Years ago when my boys were little, there was a news story about a mom of three, pregnant with her fourth, who tried to drive her minivan into the ocean. I think that’s a good place to start this post.
I believe it was a wise Israeli mom who once said: If Corona doesn’t kill us, distance learning will.
Day one of Camp Covid went swimmingly well. So well that I was bamboozled into thinking the days that followed would be equally successful. I can tell you with 100% confidence that we have been on a steady decline since Day One. I probably wouldn’t have minded as much if the date to return to school had stuck at the initial two weeks. Two weeks, huh? Shame on me for foolishly believing that. And every other potential date they fed us. With each date change, I felt it deep in my rapidly-growing gut that the odds of us ever going back were slim, but I still grasped at those hopeful crumbs like a rabid animal.
At one point in time, pre-Covid, I was mindful of screen time, snack consumption, and general hygiene. We had schedules, routines, practices, activities, carpools, and homework. It could be argued by some that I may have also exhibited signs of a closet perfectionist. Everything has its place and schedules are made for following. Yeah, well, quarantine and homeschooling crapped all over that.
We have been home now for 57 days and the kids have been getting consistently dumber for all 1,236 of them. And it’s probably because their mom and Head Teacher uses words like “dumber” and “crapped.” Our days all begin with good intentions and then rapidly pivot towards despair and defeat as soon as all three children are not on a Zoom call. When the three of them join forces, worksheets and assignments get flippantly tossed aside and I see that crazy look in their eyes. I know straightaway that it’s a coup.
This is our house. This is our rules. And we can’t stop. We won’t stop.
This is the moment when they unilaterally decide that it’s snack time (again) and begin the deluge of lunch requests, complaints about work and device demands. This all happens by 10:45 am, and that’s being generous. I have been professionally trained to wrangle children, keep them focused, teach them academics, model values, and guide them to being their best– all within a tidy window of time, with one allotted snack time, maybe two. Turns out that I can handle other people’s children with far more success than my own spawn.
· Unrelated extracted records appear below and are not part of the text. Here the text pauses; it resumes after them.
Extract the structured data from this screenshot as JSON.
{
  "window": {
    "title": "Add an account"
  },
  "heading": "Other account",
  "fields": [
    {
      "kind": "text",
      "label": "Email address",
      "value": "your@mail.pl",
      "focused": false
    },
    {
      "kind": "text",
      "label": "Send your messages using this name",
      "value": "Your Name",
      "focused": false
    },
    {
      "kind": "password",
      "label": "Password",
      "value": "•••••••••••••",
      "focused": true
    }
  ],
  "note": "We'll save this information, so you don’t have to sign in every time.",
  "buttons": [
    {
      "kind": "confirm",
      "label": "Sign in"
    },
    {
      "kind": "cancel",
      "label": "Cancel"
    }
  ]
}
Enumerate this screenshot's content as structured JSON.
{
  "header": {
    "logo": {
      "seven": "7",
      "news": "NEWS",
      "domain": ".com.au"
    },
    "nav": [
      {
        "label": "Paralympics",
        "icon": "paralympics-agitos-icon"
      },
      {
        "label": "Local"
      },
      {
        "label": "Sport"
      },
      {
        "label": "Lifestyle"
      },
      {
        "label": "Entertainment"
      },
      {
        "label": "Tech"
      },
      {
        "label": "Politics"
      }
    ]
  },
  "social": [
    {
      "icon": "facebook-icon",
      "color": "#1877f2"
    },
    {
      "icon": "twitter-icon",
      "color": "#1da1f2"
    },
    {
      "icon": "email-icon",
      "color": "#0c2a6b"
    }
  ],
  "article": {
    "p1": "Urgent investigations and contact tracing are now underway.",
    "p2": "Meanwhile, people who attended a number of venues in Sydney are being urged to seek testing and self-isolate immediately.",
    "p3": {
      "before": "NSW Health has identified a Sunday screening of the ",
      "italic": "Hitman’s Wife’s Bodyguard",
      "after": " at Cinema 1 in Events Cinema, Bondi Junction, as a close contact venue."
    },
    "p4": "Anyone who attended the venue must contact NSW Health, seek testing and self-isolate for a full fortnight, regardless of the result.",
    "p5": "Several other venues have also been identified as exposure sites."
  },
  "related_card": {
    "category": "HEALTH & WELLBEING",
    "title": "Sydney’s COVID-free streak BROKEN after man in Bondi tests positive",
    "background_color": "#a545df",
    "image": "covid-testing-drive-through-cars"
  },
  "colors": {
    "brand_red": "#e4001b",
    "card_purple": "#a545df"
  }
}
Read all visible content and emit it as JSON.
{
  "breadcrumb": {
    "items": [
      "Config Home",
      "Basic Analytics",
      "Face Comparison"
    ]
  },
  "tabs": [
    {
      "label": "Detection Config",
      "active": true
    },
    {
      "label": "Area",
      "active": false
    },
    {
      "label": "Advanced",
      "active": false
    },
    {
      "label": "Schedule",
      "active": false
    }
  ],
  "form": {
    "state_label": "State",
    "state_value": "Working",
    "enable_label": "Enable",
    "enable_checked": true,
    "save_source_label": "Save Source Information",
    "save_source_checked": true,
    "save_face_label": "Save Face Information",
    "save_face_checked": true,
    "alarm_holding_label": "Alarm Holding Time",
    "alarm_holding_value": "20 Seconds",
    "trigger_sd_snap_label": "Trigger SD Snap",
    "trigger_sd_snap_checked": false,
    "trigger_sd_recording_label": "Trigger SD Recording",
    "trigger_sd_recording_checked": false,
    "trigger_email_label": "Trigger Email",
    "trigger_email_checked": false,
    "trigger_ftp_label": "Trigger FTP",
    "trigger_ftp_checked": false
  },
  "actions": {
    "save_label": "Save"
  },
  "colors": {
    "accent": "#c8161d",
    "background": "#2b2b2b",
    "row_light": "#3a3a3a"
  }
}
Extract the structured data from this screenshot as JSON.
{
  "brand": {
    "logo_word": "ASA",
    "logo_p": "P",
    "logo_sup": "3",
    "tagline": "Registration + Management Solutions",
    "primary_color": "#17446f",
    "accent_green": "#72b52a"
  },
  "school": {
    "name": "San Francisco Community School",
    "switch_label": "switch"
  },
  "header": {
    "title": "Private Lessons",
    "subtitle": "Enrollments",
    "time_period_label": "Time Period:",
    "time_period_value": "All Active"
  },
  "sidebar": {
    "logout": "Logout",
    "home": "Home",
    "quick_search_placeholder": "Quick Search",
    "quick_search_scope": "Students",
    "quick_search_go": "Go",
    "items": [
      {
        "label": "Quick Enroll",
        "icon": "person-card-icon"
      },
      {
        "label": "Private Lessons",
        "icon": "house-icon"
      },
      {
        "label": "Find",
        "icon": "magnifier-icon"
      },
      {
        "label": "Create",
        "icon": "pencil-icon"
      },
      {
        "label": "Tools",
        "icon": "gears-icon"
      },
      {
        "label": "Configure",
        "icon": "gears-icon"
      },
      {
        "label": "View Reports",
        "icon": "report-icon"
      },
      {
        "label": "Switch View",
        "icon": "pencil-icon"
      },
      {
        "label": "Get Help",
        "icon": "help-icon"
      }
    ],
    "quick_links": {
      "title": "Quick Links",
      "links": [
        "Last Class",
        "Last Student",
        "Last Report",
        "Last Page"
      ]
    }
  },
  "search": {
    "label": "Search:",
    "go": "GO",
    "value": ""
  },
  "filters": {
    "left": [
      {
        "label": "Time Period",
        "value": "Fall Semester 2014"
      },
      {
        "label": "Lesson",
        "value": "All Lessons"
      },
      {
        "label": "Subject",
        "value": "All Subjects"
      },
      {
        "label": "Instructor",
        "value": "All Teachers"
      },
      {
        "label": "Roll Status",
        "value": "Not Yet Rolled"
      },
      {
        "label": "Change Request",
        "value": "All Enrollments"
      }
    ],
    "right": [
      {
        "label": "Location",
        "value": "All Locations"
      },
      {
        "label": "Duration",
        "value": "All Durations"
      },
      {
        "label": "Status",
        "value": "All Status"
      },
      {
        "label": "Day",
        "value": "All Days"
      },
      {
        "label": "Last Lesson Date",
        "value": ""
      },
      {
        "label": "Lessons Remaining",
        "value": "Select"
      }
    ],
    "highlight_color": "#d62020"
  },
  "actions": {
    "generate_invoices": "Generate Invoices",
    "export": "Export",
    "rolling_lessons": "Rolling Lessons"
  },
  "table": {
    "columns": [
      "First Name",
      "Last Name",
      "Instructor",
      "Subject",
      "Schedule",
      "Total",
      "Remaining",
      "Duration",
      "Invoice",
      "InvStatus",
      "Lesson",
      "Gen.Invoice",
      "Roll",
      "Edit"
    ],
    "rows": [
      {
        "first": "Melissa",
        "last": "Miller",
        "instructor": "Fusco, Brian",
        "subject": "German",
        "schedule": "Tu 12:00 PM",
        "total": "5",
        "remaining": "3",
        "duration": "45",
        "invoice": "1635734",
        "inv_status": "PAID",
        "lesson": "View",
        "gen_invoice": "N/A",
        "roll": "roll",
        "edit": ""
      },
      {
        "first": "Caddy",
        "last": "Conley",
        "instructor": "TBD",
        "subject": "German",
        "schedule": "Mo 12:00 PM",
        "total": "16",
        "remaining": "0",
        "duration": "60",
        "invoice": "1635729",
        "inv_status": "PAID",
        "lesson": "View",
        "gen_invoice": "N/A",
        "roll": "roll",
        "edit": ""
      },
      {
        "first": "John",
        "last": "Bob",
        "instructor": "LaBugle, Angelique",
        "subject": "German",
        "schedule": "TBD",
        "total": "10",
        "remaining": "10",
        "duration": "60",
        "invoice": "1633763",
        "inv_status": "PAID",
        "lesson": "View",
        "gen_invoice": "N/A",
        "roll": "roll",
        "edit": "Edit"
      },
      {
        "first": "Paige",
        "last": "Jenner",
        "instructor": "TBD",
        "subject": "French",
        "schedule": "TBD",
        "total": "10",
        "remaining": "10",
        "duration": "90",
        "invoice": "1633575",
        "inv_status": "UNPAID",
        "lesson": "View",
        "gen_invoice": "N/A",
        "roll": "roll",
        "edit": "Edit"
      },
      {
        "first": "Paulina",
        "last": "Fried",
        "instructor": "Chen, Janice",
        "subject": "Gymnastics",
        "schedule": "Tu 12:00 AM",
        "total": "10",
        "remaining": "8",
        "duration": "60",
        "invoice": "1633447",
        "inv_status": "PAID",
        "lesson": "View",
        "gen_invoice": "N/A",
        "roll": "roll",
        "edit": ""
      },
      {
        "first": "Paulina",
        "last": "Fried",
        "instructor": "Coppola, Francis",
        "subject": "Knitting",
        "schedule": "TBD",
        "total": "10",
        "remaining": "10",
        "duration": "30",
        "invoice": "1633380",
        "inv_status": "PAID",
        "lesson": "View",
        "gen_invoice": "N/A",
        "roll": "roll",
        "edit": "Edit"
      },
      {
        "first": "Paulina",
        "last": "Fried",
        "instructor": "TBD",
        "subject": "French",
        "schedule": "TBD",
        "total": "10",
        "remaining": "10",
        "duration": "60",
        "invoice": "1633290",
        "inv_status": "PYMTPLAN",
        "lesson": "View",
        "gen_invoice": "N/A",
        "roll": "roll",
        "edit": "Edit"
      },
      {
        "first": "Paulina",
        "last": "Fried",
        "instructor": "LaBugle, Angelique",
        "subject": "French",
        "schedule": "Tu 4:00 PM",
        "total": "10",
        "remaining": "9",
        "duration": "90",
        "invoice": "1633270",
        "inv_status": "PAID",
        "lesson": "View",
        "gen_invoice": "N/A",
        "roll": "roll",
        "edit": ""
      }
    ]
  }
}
By lunch time, I’ve exhausted all my empty parenting threats and I’m ready to kick them out to the yard with a pack of those candy cigarettes, a six pack of Tab and urge them to find a can to kick around.
Red cups and sweaty bodies everywhere. Hands in the air like we don’t care.
Then the news came that we are officially out for the year. The only person that seemed remotely distraught by this was me. My children are now borderline recluses who are only comfortable communicating with other humans through devices. They seem disturbingly okay with my mediocre teaching and now believe that Legos are an official academic subject. Hope is dwindling around here and morale is low. Remember that nifty Camp Covid schedule I had proudly shared in my last post? Here’s what it looks like now.
We run things, things don’t run we. Don’t take nothing from nobody.
We are on the cusp of being done with homeschooling. Clearly. These days it’s more about crowd control and anger management with a heavy dose of device time. We hit rock bottom not too long ago when we reached the end of the internet, and my children started asking for cat videos before bed. But, being the overachiever that she is, my 6yo couldn’t leave it at that. After three nights of me obliging, she then requested donkey videos. So there’s that. (For the record, I’m only about one more week of quarantine away from seeing if that’s actually a thing.)
Here’s the irony. Though my children may have taken giant leaps backward in their education, I have learned an awful lot through homeschooling. Mainly, that there is no room for perfection here. I’ve had a lot of trouble letting go of the messy house, imperfect spelling, tumbleweeds of dog fur blanketing the carpets and stacks of paper and laundry everywhere. I’ve had to shut my trap on countless occasions because they were doing things differently than I would have liked. I once read somewhere that mistakes are the key to learning. If that’s the case, and I believe it is, then my kids and I might actually come out of this quarantine as geniuses.
We may also come out of here 400 pounds, antisocial and with PTSD. But at least my three children have finally learned to play with one another. I mean, look at how well they worked as a team to draw all those butts.